A look at how federal spending cuts would impact local and state governments shows how difficult spending cuts will be politically: both big red states and blue states benefit from federal largesse. (Read More: What Is the Fiscal Cliff?)
It also highlights the potential economic pain: some states with high unemployment rates like California and South Carolina, will shoulder the added burden of federal spending cuts.
Drilling down to the county level, there are places like Liberty County, Georgia, where the federal government employs one out of four workers because of Fort Stewart. The spending cuts may not hit active duty personnel, but the 3,000 civilian workers attached to Fort Stewart could face cutbacks. (Read More: Complete Coverage of the Fiscal Cliff)
A county-by-county map, compiled using DIVER software by Lumesis Inc., shows immediately the pervasiveness of federal spending. The deepest red areas are those with the highest federal spending per capita.
The red along the eastern seaboard is the result of Federal Emergency Management funds. A report from the Office of Management Budget shows that FEMA funds could be slashed by $900 million, including $580 million of disaster relief funds.
Dare County in North Carolina leads the nation with $175,000 in per capita Federal spending by virtue of $5.6 billion in FEMA funds for its 35,000 residents, according to Lumesis.
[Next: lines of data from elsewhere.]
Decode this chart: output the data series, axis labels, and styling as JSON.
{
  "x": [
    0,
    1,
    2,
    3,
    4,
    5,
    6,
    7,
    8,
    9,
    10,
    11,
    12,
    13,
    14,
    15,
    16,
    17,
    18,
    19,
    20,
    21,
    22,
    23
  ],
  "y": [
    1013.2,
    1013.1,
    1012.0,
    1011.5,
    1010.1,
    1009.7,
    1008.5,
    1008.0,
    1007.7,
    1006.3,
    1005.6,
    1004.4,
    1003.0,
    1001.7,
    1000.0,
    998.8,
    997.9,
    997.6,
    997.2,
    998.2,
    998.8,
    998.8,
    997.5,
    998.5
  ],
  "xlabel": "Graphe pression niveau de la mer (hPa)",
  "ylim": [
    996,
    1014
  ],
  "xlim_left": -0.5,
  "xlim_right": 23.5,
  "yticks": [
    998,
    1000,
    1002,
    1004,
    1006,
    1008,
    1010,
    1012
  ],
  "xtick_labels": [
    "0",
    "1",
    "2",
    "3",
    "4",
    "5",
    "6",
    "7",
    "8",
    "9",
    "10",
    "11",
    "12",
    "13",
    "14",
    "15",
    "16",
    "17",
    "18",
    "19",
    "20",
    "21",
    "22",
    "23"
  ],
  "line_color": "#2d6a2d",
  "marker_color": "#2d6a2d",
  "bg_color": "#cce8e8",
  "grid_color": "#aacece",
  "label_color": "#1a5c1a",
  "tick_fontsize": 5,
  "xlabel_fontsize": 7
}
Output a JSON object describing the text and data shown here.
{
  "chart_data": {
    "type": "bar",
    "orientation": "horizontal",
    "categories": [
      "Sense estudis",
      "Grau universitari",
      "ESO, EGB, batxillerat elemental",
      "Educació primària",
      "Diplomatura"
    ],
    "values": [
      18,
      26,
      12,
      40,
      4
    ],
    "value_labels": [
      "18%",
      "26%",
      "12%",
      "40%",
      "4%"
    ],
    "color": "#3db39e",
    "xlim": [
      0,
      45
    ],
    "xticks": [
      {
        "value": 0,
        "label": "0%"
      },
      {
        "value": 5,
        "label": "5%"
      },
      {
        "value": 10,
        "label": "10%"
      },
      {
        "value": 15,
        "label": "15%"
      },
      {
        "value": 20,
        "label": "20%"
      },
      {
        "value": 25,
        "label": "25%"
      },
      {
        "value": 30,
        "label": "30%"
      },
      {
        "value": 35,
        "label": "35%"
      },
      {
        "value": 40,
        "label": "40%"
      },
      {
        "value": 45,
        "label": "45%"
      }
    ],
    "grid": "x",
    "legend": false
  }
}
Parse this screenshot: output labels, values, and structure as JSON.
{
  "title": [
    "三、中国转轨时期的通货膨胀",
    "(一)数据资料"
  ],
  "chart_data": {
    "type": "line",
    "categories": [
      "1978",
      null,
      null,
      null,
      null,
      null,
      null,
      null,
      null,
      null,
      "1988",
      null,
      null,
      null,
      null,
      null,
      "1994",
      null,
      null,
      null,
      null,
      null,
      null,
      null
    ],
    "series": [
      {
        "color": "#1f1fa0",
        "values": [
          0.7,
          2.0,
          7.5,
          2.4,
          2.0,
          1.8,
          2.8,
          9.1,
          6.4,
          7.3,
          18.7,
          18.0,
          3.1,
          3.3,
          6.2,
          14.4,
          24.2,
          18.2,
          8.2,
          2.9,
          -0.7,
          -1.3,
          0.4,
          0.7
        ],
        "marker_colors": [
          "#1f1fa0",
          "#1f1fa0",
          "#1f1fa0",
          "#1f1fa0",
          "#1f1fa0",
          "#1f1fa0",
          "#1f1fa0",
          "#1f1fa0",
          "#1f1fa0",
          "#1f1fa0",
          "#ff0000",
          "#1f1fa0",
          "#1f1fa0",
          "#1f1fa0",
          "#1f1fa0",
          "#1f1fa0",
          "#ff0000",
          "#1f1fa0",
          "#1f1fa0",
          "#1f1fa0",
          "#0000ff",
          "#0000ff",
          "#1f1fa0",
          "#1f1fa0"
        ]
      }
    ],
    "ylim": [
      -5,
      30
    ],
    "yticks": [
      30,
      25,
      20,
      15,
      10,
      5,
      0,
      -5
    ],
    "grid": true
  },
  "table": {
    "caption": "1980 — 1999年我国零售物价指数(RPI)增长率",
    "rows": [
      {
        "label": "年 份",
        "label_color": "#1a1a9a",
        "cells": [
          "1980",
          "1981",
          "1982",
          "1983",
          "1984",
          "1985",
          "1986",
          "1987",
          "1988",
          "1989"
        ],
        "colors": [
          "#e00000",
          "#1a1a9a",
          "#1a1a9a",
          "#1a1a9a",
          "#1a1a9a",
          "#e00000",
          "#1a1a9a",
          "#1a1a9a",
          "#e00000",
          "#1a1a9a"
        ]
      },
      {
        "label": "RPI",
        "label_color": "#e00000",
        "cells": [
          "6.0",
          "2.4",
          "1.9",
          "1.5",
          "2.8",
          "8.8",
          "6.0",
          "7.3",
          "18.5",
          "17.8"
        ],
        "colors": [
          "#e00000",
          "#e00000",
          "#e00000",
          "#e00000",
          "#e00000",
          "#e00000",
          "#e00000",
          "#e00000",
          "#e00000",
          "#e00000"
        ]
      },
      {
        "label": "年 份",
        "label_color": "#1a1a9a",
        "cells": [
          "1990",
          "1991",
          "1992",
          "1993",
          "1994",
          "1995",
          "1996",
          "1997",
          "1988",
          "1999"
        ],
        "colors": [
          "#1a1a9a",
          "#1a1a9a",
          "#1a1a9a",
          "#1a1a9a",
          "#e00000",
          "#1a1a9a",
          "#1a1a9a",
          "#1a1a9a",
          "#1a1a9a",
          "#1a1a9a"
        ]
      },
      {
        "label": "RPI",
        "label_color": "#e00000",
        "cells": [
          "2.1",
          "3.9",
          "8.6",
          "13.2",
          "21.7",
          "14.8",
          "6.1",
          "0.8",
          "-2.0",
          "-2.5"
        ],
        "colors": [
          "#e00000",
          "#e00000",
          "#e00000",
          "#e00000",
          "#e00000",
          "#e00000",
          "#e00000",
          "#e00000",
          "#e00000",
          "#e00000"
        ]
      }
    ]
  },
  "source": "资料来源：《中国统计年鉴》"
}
Florida is red also because of a heavy concentration of social security payments and other states receive more education or welfare funds. (Read More: How to Trade the 'Cliff' If No Deal Is Reached)
Another swath of red across the nation's midsection results from drought relief, crop insurance and other agricultural subsidies that come from the Department of Agriculture's Risk Management Agency. Like other federal outlays, its spending could be subject to roughly 8 percent in automatic spending cuts, including $470 million in farm subsidies.
Which states would be hit the hardest? The Pew Center on the States, looking at defense and non-defense spending found, not surprisingly, that Virginia, Maryland and the District of Columbia are the most reliant on both, with about 20 percent of all their state or district GDP's coming from Federal spending.
Pew points out the huge differences in the way states will be hit. While defense spending accounts for 3.5 percent of total state GDP, it's around 15 percent for Hawaii. Pew wrote that because many states have their own fiscal challenges, they "have limited capacity to absorb further fiscal and economic pressures."
Another way to look at the effects of the fiscal cliff is by Federal jobs. In some places, Federal jobs can represent a huge part of the workforce.
For example, in Grant County, LA, 22 percent of the workforce consists of federal jobs as a result of the high-security Federal prison in Pollock. Under the sequester, $537 million of federal prison salaries and expenses could be cut.
Few places even come close to Martin County, Indiana, where 59 percent of its workforce is federal as a result of the Naval Surface Warfare Center, among the largest naval installations in the world even though it's landlocked. (Read More: Boehner: I Believe We Can Do This' and Avert 'Cliff')
State by state, there are blue states like California and red states like Texas with high federal employment as a percent of the total. But that's how the sequester was designed: to spread out the pain sufficiently among states and counties and the political parties to provide enough incentive to bring all parties to the table to make a deal.
But in some cases, that could require a senator to vote for cuts that would hurt his or her largest employer, the federal government.